Forward-looking difference equation: closed-form solution to $\sum_{j=0}^{\infty}A^jB\Lambda^j$?

Question

Assume $$Z_t = A\mathbb{E}_tZ_{t+1} + B\nu_t$$ and $$\nu_t = \Lambda \nu_{t-1} + e_t$$

Where $A, B$, and $\Lambda$ are conformable square matrices and $e_t$ are IID and mean zero. $Z_t$ and $V_t$ are vectors.

Solving the first equation ahead yields $$Z_t = A^2\mathbb{E}_tZ_{t+2} + (AB\Lambda + B)v_t$$ $$ = A^k\mathbb{E}_tZ_{t+k} + \sum_{j=0}^{k-1}A^jB\Lambda^j v_t$$ $$ = \bigg(\sum_{j=0}^{\infty}A^jB\Lambda^j\bigg)v_t$$

Assuming the first term $A^k\mathbb{E}_tZ_{t+k}\rightarrow 0$ as $k\rightarrow\infty$

Is there a closed form solution for $\sum_{j=0}^{\infty}A^jB\Lambda^j$ ?
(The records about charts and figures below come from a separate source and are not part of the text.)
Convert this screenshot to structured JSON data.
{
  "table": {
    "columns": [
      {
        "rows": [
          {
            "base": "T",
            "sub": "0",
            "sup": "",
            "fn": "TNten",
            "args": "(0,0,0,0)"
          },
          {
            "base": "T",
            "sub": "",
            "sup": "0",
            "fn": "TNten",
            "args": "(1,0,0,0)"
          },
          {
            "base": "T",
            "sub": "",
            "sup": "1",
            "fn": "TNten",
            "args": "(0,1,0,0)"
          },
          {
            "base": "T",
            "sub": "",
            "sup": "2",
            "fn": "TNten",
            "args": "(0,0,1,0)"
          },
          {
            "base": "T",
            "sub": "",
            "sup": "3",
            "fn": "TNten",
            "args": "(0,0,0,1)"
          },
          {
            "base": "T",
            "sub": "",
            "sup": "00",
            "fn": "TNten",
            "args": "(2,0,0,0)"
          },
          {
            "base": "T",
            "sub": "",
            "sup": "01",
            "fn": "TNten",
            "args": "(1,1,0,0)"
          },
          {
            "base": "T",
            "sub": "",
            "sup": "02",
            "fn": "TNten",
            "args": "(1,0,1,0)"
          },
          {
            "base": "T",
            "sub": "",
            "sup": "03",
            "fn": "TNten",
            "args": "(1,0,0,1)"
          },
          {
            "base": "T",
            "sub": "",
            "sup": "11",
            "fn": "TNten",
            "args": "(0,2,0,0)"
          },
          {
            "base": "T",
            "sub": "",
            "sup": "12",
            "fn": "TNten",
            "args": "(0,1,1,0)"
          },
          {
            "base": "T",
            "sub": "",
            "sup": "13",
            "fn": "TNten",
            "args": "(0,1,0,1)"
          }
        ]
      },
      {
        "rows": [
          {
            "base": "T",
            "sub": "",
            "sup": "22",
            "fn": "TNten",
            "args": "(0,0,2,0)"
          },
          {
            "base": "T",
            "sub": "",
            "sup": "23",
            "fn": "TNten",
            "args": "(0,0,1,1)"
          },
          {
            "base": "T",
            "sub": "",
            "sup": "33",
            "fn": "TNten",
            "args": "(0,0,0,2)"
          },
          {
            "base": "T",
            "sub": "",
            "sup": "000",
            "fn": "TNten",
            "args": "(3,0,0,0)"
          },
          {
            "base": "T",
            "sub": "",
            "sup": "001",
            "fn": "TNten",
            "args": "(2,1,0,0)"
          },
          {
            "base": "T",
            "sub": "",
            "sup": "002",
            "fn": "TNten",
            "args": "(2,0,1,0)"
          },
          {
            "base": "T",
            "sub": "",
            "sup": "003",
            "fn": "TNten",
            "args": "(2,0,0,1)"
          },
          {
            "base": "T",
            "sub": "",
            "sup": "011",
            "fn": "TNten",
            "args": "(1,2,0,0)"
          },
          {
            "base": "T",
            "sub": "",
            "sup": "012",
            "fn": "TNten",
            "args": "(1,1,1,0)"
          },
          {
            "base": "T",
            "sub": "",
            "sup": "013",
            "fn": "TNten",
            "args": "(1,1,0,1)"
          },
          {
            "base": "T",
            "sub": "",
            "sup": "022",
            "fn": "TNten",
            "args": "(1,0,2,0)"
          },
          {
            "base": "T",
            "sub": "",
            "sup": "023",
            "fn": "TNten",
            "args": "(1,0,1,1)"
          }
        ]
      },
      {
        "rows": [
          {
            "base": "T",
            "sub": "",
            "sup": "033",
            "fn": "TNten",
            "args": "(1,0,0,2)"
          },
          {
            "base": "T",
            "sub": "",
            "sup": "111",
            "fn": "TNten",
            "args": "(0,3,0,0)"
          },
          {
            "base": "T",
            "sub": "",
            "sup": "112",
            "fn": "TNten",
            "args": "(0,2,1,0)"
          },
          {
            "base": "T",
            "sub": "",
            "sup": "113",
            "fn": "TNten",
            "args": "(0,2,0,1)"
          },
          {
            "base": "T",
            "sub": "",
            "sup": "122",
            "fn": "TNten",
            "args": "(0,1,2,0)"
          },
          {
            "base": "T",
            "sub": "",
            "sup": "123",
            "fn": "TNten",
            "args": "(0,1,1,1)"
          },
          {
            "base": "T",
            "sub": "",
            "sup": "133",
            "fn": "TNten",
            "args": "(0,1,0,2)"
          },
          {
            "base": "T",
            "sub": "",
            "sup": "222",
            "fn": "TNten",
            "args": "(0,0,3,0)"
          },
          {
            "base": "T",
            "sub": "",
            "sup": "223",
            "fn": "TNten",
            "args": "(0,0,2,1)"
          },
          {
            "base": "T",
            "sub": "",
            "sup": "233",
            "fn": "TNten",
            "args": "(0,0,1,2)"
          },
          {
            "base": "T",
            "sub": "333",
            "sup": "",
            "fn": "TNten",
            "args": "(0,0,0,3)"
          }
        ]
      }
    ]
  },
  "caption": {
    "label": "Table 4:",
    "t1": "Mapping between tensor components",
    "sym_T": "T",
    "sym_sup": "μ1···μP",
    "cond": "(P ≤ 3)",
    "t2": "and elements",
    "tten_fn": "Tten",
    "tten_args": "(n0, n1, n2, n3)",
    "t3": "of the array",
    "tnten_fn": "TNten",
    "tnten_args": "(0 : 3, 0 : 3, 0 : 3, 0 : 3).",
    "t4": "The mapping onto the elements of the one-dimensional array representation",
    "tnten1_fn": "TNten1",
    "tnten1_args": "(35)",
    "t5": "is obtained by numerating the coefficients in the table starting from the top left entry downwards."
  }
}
It looks like a geometric series, but I'm unsure of the solution give the matrix $B$ sandwiched between.

If it helps, in this case the matrix $\Lambda$ is diagonal.

Answer 1

Note that $\Lambda$ can be written as $$\Lambda=diag\{\lambda_1,\cdots,\lambda_n\}$$ and therefore $$\Lambda^j=diag\{\lambda_1^j,\cdots,\lambda_n^j\}$$ or equivalently $$\Lambda^j=\sum_{i=1}^n{\lambda_i^j e_ie_i^T}$$ where $e_i$ is the $i$-th column of the identity matrix. Then

$$\sum_{j=1}^{\infty}{A^jB\Lambda^j}=\sum_{j=1}^{\infty}{A^jB\sum_{i=1}^n{\lambda_i^j e_ie_i^T}}=\sum_{i=1}^n{\left(\sum_{j=1}^{\infty}{\lambda_i^jA^j}\right)Be_ie_i^T}=\sum_{i=1}^n{\left(I-\lambda_iA\right)^{-1}Be_ie_i^T}$$

as long as $\|\lambda_iA\|< 1$ for all $i=1,\cdots,n$.